Demikian antara lain fungsi dan peranan dari Ghoutsu Zaman. Tanggung jawabnya begitu berat memikirkan dan memprihatinkan masyarakat
sedunia. Perjuangannya terutama berada di dalam cakrawalanya alam rohani. Sedangkan kegiatan lahiriyah juga sama dengan umumnya Ulama
yakni menjalankan amar makruf nahi munkar menegakan kebenaran dan keadilan mengajak dan menuntun umat masyarakat kembali sadar kepada
Allah Wa Rasuulihi SAW. Disamping itu juga tidk ketinggalan menjalankan tugas-tugas prikemanusiaan memberikan pertolongan jalan keluar dalam berbagai macam problem.
Seperti di terangkan di muka bahwa Beliau Ghoutsu Zaman itu langsung di pilih dan di angkat oleh Allah SWT. Wallohu’alam caranya memilih dan
mengangkat. Jadi bukan hasil pilihan dan angkatan sesama masnusia atau sesama Auliya sekalipun. Kita yakin bahwa para Beliau Ghoutsu Zaman
adalah “atqon-naas fii zamaanihi” – paling taqwanya manusia pada zamanya. Beliau adalah insan yang Kamil Mukamil, orang sempurna dan mampu membimbing dan menjadikan orang lain menjadi sempurna. Seorang Guru Mursyid yang mampu membimbing orang lain whusul/ sadar / makrifat kepada Allah Wa Rasuulihi SAW. Beliau adalah orang yang “AALIMUN BILLAHI WABIAHKAAMIHI”. Seorang yang ‘Arif Billah yang menguasai dan konskwen menjalankan hukum-hukum Allah. Dalam bidang Ahkaamus – Syarii’ah Beliau Ghoutsu Zaman adalah seorang hakim yang adil dan bijaksana. Rokyu pendapatnya di dalam menetapkan suatu hukum selalu tepat dan adil karena pandangan-pandanganya di sinari oleh Nuurun-Ilaliyun yang murni sebagai buah daripada ciri khas batin dimana “Qalbuhu yathuufulloha daaiman” hatinya senantiasa thowaf kepada Allah sepanjang masa.

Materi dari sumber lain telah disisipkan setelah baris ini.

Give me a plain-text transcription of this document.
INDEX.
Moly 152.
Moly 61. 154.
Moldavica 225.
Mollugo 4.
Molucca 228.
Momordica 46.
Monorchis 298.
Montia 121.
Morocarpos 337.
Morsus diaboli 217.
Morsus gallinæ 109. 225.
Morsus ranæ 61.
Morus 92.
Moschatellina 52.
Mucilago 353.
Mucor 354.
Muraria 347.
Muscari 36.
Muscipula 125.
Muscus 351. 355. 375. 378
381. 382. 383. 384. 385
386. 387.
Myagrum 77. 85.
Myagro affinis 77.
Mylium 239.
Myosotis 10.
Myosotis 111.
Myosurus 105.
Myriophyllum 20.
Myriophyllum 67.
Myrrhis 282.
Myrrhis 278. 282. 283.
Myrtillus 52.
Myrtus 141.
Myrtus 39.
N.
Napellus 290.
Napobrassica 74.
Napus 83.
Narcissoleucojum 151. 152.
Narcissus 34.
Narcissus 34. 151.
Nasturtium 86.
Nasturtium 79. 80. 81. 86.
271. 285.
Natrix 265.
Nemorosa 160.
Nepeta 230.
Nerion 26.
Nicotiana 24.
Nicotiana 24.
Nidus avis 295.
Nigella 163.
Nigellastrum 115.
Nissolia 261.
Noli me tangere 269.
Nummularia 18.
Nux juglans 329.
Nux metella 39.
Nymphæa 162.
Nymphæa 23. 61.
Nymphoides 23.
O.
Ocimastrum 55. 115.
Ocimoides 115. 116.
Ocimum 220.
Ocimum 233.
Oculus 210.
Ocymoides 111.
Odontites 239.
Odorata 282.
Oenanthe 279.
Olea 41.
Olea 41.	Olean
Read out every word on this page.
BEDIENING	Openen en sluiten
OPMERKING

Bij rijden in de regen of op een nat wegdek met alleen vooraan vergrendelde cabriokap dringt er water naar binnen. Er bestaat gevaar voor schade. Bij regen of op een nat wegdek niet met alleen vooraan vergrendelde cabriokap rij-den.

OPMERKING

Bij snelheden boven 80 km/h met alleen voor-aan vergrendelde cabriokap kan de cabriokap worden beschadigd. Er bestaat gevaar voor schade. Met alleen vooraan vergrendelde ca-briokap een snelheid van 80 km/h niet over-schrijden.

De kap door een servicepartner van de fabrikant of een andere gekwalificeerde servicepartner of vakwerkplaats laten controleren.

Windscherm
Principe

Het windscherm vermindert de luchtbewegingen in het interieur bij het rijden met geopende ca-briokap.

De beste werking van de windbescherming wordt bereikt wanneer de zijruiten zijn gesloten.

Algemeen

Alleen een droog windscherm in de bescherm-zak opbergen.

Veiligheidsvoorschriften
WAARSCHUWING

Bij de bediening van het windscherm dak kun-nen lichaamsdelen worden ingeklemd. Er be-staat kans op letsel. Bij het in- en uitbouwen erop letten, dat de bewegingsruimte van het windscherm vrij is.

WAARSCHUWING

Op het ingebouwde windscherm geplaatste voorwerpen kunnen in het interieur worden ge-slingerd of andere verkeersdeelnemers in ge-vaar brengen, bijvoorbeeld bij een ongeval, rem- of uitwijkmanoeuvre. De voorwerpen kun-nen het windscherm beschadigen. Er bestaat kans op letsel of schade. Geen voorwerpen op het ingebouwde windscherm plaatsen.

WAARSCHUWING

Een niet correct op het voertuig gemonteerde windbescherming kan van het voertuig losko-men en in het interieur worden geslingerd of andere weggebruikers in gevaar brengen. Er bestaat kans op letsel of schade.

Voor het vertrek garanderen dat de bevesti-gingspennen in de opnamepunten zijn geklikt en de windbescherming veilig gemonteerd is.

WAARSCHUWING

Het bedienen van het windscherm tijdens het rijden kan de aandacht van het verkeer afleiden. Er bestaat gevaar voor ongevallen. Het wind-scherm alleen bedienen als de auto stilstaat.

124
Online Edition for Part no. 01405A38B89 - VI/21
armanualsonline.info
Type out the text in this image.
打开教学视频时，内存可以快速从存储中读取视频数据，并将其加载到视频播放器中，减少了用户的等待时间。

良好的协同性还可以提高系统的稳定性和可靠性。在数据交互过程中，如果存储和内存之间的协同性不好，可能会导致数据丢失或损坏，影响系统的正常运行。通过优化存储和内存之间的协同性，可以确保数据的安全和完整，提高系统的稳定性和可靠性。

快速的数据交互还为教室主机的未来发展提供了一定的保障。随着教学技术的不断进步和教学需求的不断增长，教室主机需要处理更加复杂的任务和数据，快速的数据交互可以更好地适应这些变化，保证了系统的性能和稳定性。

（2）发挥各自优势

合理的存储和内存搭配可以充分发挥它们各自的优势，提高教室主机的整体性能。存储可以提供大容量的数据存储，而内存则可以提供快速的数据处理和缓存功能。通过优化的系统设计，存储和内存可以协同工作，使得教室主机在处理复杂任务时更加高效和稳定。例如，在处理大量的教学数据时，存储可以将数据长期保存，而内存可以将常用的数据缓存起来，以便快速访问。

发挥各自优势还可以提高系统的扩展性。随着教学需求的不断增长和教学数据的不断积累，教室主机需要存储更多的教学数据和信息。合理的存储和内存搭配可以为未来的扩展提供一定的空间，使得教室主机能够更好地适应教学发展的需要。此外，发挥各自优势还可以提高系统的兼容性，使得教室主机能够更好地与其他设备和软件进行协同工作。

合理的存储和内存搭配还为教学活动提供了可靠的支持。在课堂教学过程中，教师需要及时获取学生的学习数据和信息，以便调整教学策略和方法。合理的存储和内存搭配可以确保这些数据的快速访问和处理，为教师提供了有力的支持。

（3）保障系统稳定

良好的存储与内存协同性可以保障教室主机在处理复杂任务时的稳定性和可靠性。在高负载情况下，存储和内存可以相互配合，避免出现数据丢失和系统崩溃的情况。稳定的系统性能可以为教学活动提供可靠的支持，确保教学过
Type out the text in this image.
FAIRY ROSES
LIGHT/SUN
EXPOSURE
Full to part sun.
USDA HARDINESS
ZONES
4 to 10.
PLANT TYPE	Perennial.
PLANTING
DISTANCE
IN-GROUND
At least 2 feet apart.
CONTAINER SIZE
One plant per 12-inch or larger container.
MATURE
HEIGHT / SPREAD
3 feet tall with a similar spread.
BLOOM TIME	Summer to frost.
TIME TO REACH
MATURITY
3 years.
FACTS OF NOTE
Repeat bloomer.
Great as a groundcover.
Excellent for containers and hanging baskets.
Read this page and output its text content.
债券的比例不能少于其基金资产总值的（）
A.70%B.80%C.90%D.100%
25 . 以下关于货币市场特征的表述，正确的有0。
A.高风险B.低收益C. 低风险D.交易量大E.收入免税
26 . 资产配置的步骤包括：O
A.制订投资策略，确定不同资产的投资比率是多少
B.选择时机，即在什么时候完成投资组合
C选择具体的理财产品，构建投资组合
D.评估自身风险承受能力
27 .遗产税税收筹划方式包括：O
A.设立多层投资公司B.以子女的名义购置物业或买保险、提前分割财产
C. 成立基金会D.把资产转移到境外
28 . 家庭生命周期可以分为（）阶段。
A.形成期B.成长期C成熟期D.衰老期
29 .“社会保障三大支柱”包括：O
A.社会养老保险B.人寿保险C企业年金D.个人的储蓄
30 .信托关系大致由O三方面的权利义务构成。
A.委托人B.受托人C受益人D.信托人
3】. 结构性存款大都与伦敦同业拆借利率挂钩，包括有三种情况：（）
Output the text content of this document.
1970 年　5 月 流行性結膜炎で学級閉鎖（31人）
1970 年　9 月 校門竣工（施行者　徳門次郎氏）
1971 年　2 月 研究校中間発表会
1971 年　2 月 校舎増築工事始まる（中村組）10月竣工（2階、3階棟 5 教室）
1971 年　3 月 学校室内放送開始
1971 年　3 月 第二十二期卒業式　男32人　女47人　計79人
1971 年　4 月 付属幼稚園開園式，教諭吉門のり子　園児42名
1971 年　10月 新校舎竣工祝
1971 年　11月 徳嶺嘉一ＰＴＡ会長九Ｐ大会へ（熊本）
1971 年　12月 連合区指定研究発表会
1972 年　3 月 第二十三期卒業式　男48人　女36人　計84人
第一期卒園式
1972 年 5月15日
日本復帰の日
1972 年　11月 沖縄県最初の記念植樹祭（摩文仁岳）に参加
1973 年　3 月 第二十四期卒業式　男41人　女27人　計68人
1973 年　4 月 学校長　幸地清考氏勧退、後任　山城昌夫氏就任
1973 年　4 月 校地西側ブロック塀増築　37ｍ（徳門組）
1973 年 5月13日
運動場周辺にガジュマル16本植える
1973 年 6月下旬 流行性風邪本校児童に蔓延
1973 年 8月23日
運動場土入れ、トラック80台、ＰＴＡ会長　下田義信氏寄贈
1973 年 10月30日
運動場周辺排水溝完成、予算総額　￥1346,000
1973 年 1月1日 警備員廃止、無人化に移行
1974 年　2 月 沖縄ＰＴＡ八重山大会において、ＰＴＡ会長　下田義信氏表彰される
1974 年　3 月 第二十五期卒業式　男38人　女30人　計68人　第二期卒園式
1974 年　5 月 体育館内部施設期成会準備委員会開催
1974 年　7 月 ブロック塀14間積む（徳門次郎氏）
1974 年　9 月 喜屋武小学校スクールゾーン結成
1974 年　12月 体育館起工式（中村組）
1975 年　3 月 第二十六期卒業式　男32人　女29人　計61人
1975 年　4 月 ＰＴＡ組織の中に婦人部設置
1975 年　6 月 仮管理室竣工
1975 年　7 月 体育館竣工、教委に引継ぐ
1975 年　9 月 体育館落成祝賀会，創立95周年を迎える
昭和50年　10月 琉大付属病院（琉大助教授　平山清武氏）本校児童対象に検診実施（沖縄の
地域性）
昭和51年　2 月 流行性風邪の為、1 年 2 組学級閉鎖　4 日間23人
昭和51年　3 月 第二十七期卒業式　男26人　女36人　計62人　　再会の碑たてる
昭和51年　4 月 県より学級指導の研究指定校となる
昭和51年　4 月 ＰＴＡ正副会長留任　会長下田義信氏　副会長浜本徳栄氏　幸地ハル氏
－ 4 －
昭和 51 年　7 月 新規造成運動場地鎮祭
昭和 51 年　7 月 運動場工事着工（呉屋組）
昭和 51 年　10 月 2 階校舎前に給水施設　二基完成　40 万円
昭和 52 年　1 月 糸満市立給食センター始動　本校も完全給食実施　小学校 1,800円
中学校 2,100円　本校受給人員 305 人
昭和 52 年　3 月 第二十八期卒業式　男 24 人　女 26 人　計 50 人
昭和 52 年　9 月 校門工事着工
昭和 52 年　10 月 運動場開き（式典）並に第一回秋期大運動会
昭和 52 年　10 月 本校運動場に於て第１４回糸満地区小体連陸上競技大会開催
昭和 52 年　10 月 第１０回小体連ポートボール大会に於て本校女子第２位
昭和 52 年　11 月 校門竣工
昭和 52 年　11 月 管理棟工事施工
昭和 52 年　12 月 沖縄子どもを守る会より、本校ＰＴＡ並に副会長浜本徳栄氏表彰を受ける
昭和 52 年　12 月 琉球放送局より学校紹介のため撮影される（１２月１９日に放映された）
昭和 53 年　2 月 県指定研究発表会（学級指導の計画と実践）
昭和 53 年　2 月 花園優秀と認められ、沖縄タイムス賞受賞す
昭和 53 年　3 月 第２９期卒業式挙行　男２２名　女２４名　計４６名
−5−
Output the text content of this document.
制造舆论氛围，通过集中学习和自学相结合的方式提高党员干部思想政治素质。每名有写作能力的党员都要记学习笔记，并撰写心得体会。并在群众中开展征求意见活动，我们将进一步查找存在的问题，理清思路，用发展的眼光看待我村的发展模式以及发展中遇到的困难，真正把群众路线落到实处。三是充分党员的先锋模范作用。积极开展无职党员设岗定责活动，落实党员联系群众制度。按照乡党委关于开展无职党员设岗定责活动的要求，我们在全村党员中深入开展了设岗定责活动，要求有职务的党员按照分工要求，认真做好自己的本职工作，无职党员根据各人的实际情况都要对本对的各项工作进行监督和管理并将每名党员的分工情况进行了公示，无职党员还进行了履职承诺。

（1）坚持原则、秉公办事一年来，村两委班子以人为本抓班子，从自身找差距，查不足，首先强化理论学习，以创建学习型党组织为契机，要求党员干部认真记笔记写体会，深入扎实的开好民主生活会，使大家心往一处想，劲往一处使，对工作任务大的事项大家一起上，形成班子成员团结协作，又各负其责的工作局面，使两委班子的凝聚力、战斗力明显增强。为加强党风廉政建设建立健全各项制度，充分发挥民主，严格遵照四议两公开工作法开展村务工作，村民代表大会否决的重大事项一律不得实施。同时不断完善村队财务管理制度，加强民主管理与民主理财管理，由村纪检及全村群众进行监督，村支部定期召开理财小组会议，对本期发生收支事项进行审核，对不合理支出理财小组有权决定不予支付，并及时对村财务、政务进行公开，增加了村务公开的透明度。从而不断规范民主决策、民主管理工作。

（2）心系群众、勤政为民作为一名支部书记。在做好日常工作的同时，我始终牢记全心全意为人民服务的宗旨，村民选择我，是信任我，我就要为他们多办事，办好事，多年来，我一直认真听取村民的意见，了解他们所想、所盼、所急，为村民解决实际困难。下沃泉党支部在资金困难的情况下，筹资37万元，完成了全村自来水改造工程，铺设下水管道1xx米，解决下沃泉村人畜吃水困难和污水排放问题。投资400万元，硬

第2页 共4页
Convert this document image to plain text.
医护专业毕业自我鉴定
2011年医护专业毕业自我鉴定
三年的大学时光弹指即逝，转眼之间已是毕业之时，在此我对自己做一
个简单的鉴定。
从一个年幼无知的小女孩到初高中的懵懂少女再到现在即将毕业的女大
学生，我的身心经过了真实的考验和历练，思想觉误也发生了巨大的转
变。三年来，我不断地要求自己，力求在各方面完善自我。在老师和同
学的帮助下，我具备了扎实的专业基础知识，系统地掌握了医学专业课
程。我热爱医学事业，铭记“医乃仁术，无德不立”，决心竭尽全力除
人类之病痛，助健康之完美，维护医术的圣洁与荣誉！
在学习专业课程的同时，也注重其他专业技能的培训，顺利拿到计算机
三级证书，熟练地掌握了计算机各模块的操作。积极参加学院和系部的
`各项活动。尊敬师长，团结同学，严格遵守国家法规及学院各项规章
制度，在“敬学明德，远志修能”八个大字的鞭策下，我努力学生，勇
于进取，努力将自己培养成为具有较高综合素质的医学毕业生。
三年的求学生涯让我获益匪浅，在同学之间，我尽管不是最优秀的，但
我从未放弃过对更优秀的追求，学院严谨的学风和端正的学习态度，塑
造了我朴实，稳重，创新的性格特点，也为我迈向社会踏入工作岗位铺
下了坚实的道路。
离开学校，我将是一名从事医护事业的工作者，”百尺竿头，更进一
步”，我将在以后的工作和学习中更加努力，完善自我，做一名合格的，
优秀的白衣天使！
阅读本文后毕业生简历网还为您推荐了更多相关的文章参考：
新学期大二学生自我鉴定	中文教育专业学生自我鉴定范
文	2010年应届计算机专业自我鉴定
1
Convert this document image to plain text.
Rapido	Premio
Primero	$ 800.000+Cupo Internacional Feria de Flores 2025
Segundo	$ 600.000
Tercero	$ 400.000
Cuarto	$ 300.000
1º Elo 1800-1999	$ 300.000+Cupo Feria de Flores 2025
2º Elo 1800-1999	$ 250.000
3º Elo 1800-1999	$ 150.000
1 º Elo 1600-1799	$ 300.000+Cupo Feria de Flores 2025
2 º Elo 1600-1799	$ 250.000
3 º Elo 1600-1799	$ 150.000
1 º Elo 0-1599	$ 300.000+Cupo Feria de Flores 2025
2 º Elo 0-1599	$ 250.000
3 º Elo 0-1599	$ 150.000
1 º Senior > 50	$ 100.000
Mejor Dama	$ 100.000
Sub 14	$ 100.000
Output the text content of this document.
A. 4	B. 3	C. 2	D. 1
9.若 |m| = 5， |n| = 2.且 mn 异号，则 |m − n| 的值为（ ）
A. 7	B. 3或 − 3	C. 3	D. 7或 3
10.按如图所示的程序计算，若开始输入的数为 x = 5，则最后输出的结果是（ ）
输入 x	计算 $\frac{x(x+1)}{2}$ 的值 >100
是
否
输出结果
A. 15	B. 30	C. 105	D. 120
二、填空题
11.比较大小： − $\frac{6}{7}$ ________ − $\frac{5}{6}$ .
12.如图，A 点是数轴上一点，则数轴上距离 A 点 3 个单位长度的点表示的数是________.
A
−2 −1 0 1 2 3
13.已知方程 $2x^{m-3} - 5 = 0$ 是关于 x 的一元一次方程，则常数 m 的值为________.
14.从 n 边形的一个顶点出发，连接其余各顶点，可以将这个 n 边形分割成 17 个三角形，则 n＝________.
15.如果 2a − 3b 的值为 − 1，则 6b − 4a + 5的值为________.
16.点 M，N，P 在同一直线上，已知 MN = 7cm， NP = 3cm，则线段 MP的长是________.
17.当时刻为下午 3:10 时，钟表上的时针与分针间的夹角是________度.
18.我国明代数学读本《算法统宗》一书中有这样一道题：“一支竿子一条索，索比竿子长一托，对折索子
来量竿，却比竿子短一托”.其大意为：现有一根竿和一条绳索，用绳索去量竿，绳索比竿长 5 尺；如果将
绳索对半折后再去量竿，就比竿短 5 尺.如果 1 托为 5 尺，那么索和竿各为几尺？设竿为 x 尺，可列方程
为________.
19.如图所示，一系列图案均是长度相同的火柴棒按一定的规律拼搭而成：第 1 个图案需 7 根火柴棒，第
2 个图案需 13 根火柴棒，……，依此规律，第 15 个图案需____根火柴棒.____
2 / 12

Didalam bidang kesadaran kepada Allah Wa Rasuulihi SAW, para Beliau Ghoutsu Zaman di karuniai hak wewenang yang di sebut “JALLAAB”
dan ”SALLAAB”.
“Jallaab” = menarik mengangkat derajat dan iman seseorang.
”Sallaab”= mencabut/ melorot martabat iman seseorang.
Maka dari keterangan-keterangan tersebut di atas, perlu sekali kita mengadakan kontak hubungan dengan Beliau Ghoutsu Hadzaz Zaman
rodliyallohu ‘anh. Terutama hubungan rohani atau konsultansi batin dalam segala persoalan dunia dan akherat, khususnya dalam bidang whusul/
ma’rifat/ sadar kepada Allah Wa Rasuulihi SAW.
Adapun caranya hubungan ialah antara lain dengan mengetrapkan ”LILGHOUTS BILGHOUTS”
seperti sudah di bahas dimuka. Firman Allah yang artinya:
”Maka bertanyalah kamu sekalian kepada ahli dzikir jika kamu sekalian tidak mengetahui”. (16 An Nahl: 43).
(Billah) dan menguasai (hukum-hukum) agama Allah yang mengamalkan ilmu-ilmu mereka semata-mata hanya mengharap ridlo Allah. (Risaalatul
Mu’awanah 13)
Dapat kita sadari bahwa orang yang memenuhi ketentuan “Ahludz-Dzikir”seperti diatas terutama adalh Ghoutsu Zaman, dan pada masa sekarang ini
adalah Ghoutsu Hadzaz Zaman rodliyallohu Ta’ala ‘anhu.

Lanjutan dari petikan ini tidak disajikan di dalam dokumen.